The documents indicate how Valeant executives calculated the effect the deal had on financial results. In a May 21 email, interim chief executive Howard Schiller, who was chief financial officer at the time, wrote: “Last night, one of the investors asked about price vs. volume for (the first financial quarter). Excluding Marathon (drugs), price represented about 60 percent of our growth. If you include Marathon, price represents about 80 percent.”
An undated Valeant presentation noted that Isuprel generated $279.3 million in revenue in the 2015 fiscal year and contributed 14.5 percent of the neurology business unit sales. Nitropress generated $245.5 million and accounted for nearly 13 percent of the unit’s sales. The same presentation noted that 2014 revenues for Isuprel and Nitropress were $54.5 million and $98.7 million, respectively.
The big boost in sales was attributed to “aggressive pricing through consultant recommendation.” Moreover, the pricing was justified because Valeant and its consultants determined they would face generic competition during 2016 and 2017.
And like Turing, Valeant adopted a patient-assistance program that was used to “minimize media coverage of the pricing increase,” and assuage payers. The company also attempted to restrict distribution in hopes of boosting insurer reimbursement.

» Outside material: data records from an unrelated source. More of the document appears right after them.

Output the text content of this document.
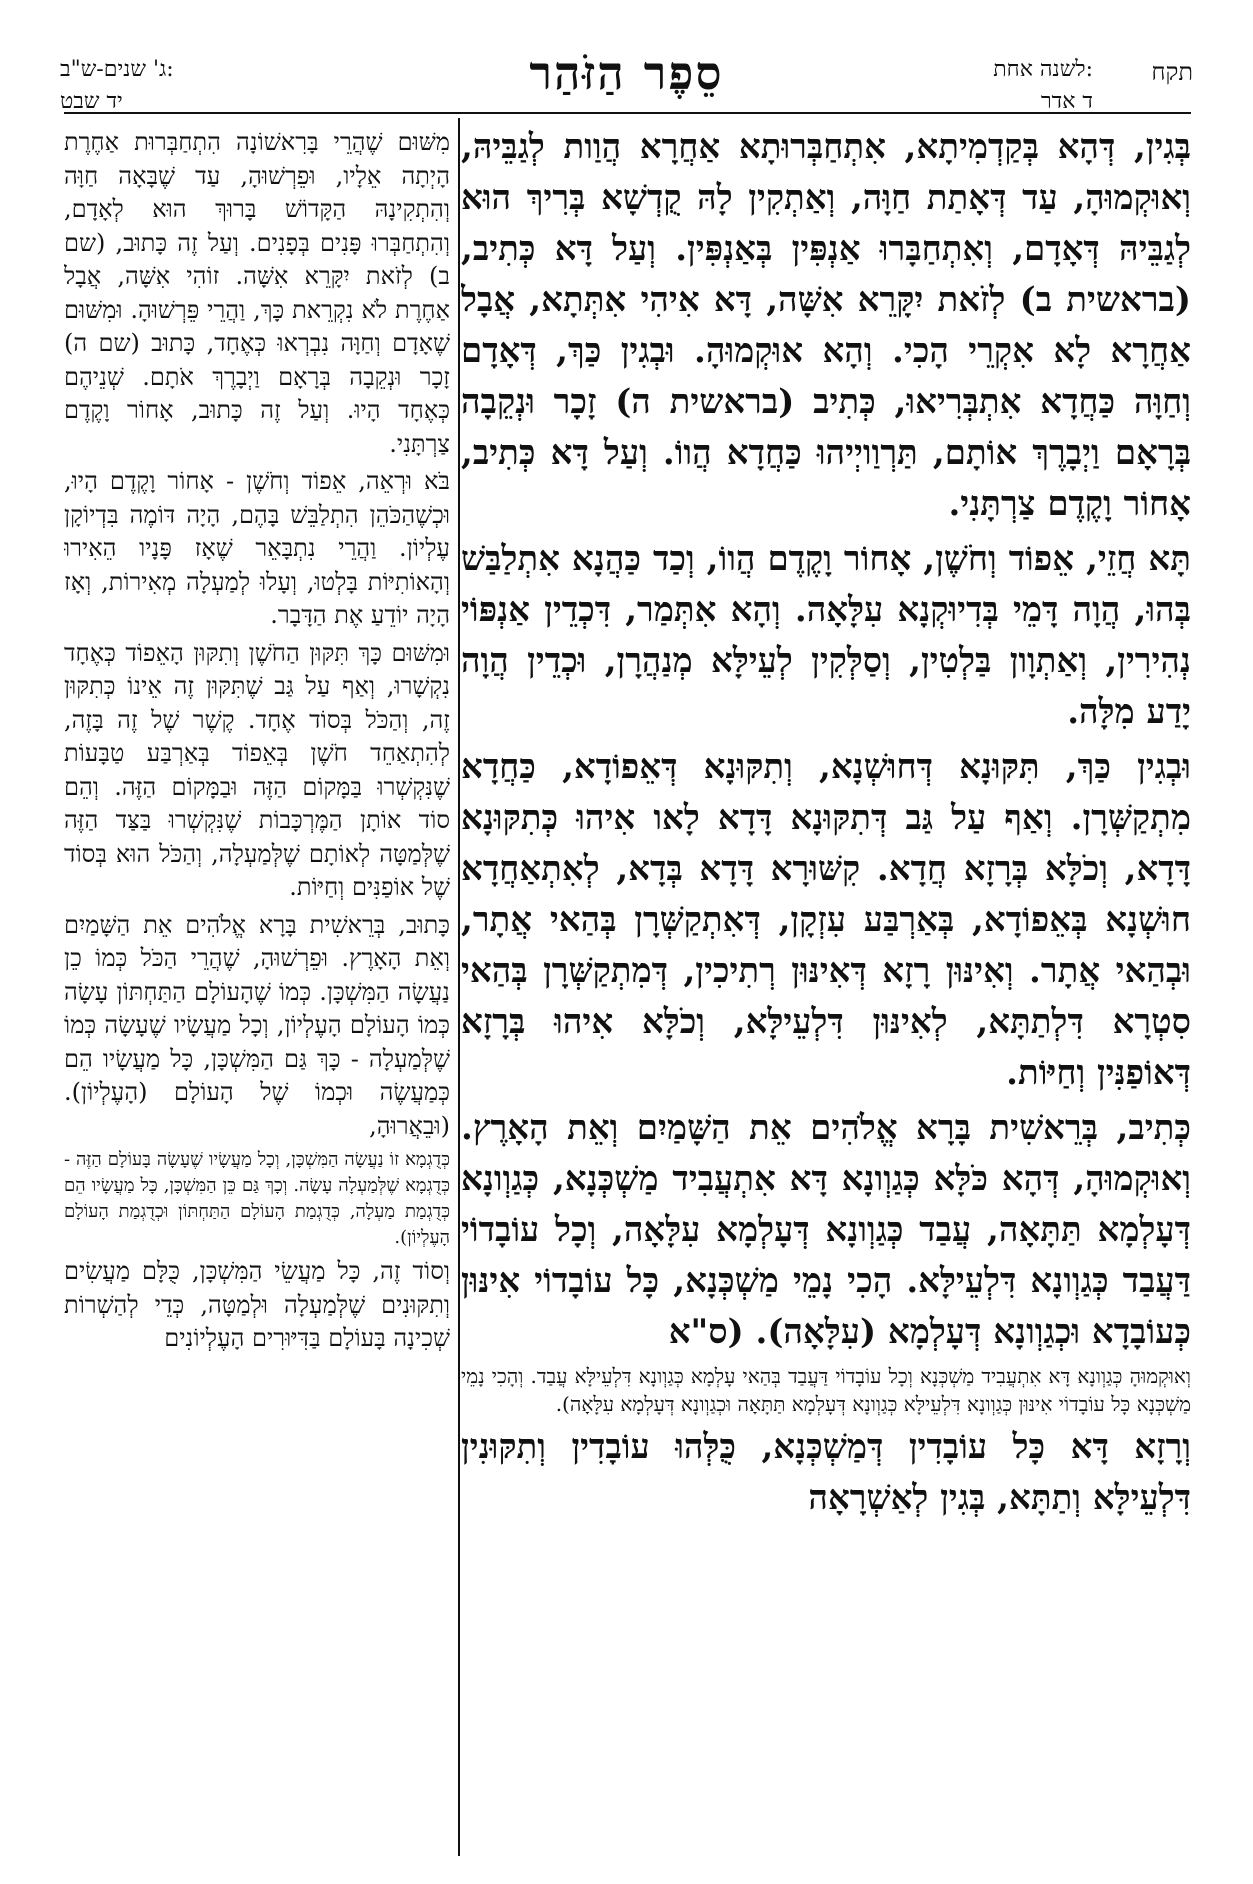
תקח
לשנה אחת:
ד אדר
סֵפֶר הַזֹּהַר
ג' שנים-ש"ב:
יד שבט

בְּגִין, דְּהָא בְּקַדְמִיתָא, אִתְחַבְּרוּתָא אַחֲרָא הֲוַות לְגַבֵּיהּ, וְאוּקְמוּהָ, עַד דְּאָתַת חַוָּה, וְאַתְקִין לָהּ קֻדְשָׁא בְּרִיךְ הוּא לְגַבֵּיהּ דְּאָדָם, וְאִתְחַבָּרוּ אַנְפִּין בְּאַנְפִּין. וְעַל דָּא כְּתִיב, (בראשית ב) לְזֹאת יִקָּרֵא אִשָּׁה, דָּא אִיהִי אִתְּתָא, אֲבָל אַחֲרָא לָא אִקְרֵי הָכִי. וְהָא אוּקְמוּהָ. וּבְגִין כַּךְ, דְּאָדָם וְחַוָּה כַּחֲדָא אִתְבְּרִיאוּ, כְּתִיב (בראשית ה) זָכָר וּנְקֵבָה בְּרָאָם וַיְבָרֶךְ אוֹתָם, תַּרְוַויְיהוּ כַּחֲדָא הֲווֹ. וְעַל דָּא כְּתִיב, אָחוֹר וָקֶדֶם צַרְתָּנִי.

תָּא חֲזֵי, אֵפוֹד וְחֹשֶׁן, אָחוֹר וָקֶדֶם הֲווֹ, וְכַד כַּהֲנָא אִתְלַבַּשׁ בְּהוּ, הֲוָה דָּמֵי בְּדִיוּקְנָא עִלָּאָה. וְהָא אִתְּמַר, דִּכְדֵין אַנְפּוֹי נְהִירִין, וְאַתְוָון בַּלְטִין, וְסַלְּקִין לְעֵילָּא מְנַהֲרָן, וּכְדֵין הֲוָה יָדַע מִלָּה.

וּבְגִין כַּךְ, תִּקּוּנָא דְּחוּשְׁנָא, וְתִקּוּנָא דְּאֵפוֹדָא, כַּחֲדָא מִתְקַשְּׁרָן. וְאַף עַל גַּב דְּתִקּוּנָא דָּדָא לָאו אִיהוּ כְּתִקּוּנָא דָּדָא, וְכֹלָּא בְּרָזָא חֲדָא. קִשּׁוּרָא דָּדָא בְּדָא, לְאִתְאַחֲדָא חוּשְׁנָא בְּאֵפוֹדָא, בְּאַרְבַּע עִזְקָן, דְּאִתְקַשְּׁרָן בְּהַאי אֲתָר, וּבְהַאי אֲתָר. וְאִינּוּן רָזָא דְּאִינּוּן רְתִיכִין, דְּמִתְקַשְּׁרָן בְּהַאי סִטְרָא דִּלְתַתָּא, לְאִינּוּן דִּלְעֵילָּא, וְכֹלָּא אִיהוּ בְּרָזָא דְּאוֹפַנִּין וְחַיּוֹת.

כְּתִיב, בְּרֵאשִׁית בָּרָא אֱלֹהִים אֵת הַשָּׁמַיִם וְאֵת הָאָרֶץ. וְאוּקְמוּהָ, דְּהָא כֹּלָּא כְּגַוְונָא דָּא אִתְעֲבִיד מַשְׁכְּנָא, כְּגַוְונָא דְּעָלְמָא תַּתָּאָה, עֲבַד כְּגַוְונָא דְּעָלְמָא עִלָּאָה, וְכָל עוֹבָדוֹי דַּעֲבַד כְּגַוְונָא דִּלְעֵילָּא. הָכִי נָמֵי מַשְׁכְּנָא, כָּל עוֹבָדוֹי אִינּוּן כְּעוֹבָדָא וּכְגַוְונָא דְּעָלְמָא (עִלָּאָה). (ס"א

וְאוּקְמוּהָ כְּגַוְונָא דָּא אִתְעֲבִיד מַשְׁכְּנָא וְכָל עוֹבָדוֹי דַּעֲבַד בְּהַאי עָלְמָא כְּגַוְונָא דִּלְעֵילָּא עֲבַד. וְהָכִי נָמֵי מַשְׁכְּנָא כָּל עוֹבָדוֹי אִינּוּן כְּגַוְונָא דִּלְעֵילָּא כְּגַוְונָא דְּעָלְמָא תַּתָּאָה וּכְגַוְונָא דְּעָלְמָא עִלָּאָה).

וְרָזָא דָּא כָּל עוֹבָדִין דְּמַשְׁכְּנָא, כֻּלְּהוּ עוֹבָדִין וְתִקּוּנִין דִּלְעֵילָּא וְתַתָּא, בְּגִין לְאַשְׁרָאָה

מִשּׁוּם שֶׁהֲרֵי בָּרִאשׁוֹנָה הִתְחַבְּרוּת אַחֶרֶת הָיְתָה אֵלָיו, וּפֵרְשׁוּהָ, עַד שֶׁבָּאָה חַוָּה וְהִתְקִינָהּ הַקָּדוֹשׁ בָּרוּךְ הוּא לְאָדָם, וְהִתְחַבְּרוּ פָּנִים בְּפָנִים. וְעַל זֶה כָּתוּב, (שם ב) לְזֹאת יִקָּרֵא אִשָּׁה. זוֹהִי אִשָּׁה, אֲבָל אַחֶרֶת לֹא נִקְרֵאת כָּךְ, וַהֲרֵי פֵּרְשׁוּהָ. וּמִשּׁוּם שֶׁאָדָם וְחַוָּה נִבְרְאוּ כְּאֶחָד, כָּתוּב (שם ה) זָכָר וּנְקֵבָה בְּרָאָם וַיְבָרֶךְ אֹתָם. שְׁנֵיהֶם כְּאֶחָד הָיוּ. וְעַל זֶה כָּתוּב, אָחוֹר וָקֶדֶם צַרְתָּנִי.

בֹּא וּרְאֵה, אֵפוֹד וְחֹשֶׁן - אָחוֹר וָקֶדֶם הָיוּ, וּכְשֶׁהַכֹּהֵן הִתְלַבֵּשׁ בָּהֶם, הָיָה דּוֹמֶה בִּדְיוֹקָן עֶלְיוֹן. וַהֲרֵי נִתְבָּאֵר שֶׁאָז פָּנָיו הֵאִירוּ וְהָאוֹתִיּוֹת בָּלְטוּ, וְעָלוּ לְמַעְלָה מְאִירוֹת, וְאָז הָיָה יוֹדֵעַ אֶת הַדָּבָר.

וּמִשּׁוּם כָּךְ תִּקּוּן הַחֹשֶׁן וְתִקּוּן הָאֵפוֹד כְּאֶחָד נִקְשָׁרוּ, וְאַף עַל גַּב שֶׁתִּקּוּן זֶה אֵינוֹ כְּתִקּוּן זֶה, וְהַכֹּל בְּסוֹד אֶחָד. קֶשֶׁר שֶׁל זֶה בָּזֶה, לְהִתְאַחֵד חֹשֶׁן בְּאֵפוֹד בְּאַרְבַּע טַבָּעוֹת שֶׁנִּקְשְׁרוּ בַּמָּקוֹם הַזֶּה וּבַמָּקוֹם הַזֶּה. וְהֵם סוֹד אוֹתָן הַמֶּרְכָּבוֹת שֶׁנִּקְשְׁרוּ בַּצַּד הַזֶּה שֶׁלְּמַטָּה לְאוֹתָם שֶׁלְּמַעְלָה, וְהַכֹּל הוּא בְּסוֹד שֶׁל אוֹפַנִּים וְחַיּוֹת.

כָּתוּב, בְּרֵאשִׁית בָּרָא אֱלֹהִים אֵת הַשָּׁמַיִם וְאֵת הָאָרֶץ. וּפֵרְשׁוּהָ, שֶׁהֲרֵי הַכֹּל כְּמוֹ כֵן נַעֲשָׂה הַמִּשְׁכָּן. כְּמוֹ שֶׁהָעוֹלָם הַתַּחְתּוֹן עָשָׂה כְּמוֹ הָעוֹלָם הָעֶלְיוֹן, וְכָל מַעֲשָׂיו שֶׁעָשָׂה כְּמוֹ שֶׁלְּמַעְלָה - כָּךְ גַּם הַמִּשְׁכָּן, כָּל מַעֲשָׂיו הֵם כְּמַעֲשֶׂה וּכְמוֹ שֶׁל הָעוֹלָם (הָעֶלְיוֹן). (וּבֵאֲרוּהָ,

כְּדֻגְמָא זוֹ נַעֲשָׂה הַמִּשְׁכָּן, וְכָל מַעֲשָׂיו שֶׁעָשָׂה בָּעוֹלָם הַזֶּה - כְּדֻגְמָא שֶׁלְּמַעְלָה עָשָׂה. וְכָךְ גַּם כֵּן הַמִּשְׁכָּן, כָּל מַעֲשָׂיו הֵם כְּדֻגְמַת מַעְלָה, כְּדֻגְמַת הָעוֹלָם הַתַּחְתּוֹן וּכְדֻגְמַת הָעוֹלָם הָעֶלְיוֹן).

וְסוֹד זֶה, כָּל מַעֲשֵׂי הַמִּשְׁכָּן, כֻּלָּם מַעֲשִׂים וְתִקּוּנִים שֶׁלְּמַעְלָה וּלְמַטָּה, כְּדֵי לְהַשְׁרוֹת שְׁכִינָה בָּעוֹלָם בַּדִּיּוּרִים הָעֶלְיוֹנִים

A Valeant spokeswoman sent us a statement saying the drug maker hired consultants to help with pricing decisions, and they advised that, “given the significant reimbursements hospitals received under bundled rates for procedures, the prices of both drugs did not reflect their true value to hospitals and patients.”
“We try to set our prices at the appropriate levels, but we also listen to the market. In this case, we’ve heard from hospitals, as well as from Congress, that we set the price for these two drugs too high, and we’ve responded by offering volume-based discounts of up to 30 percent for each of them.”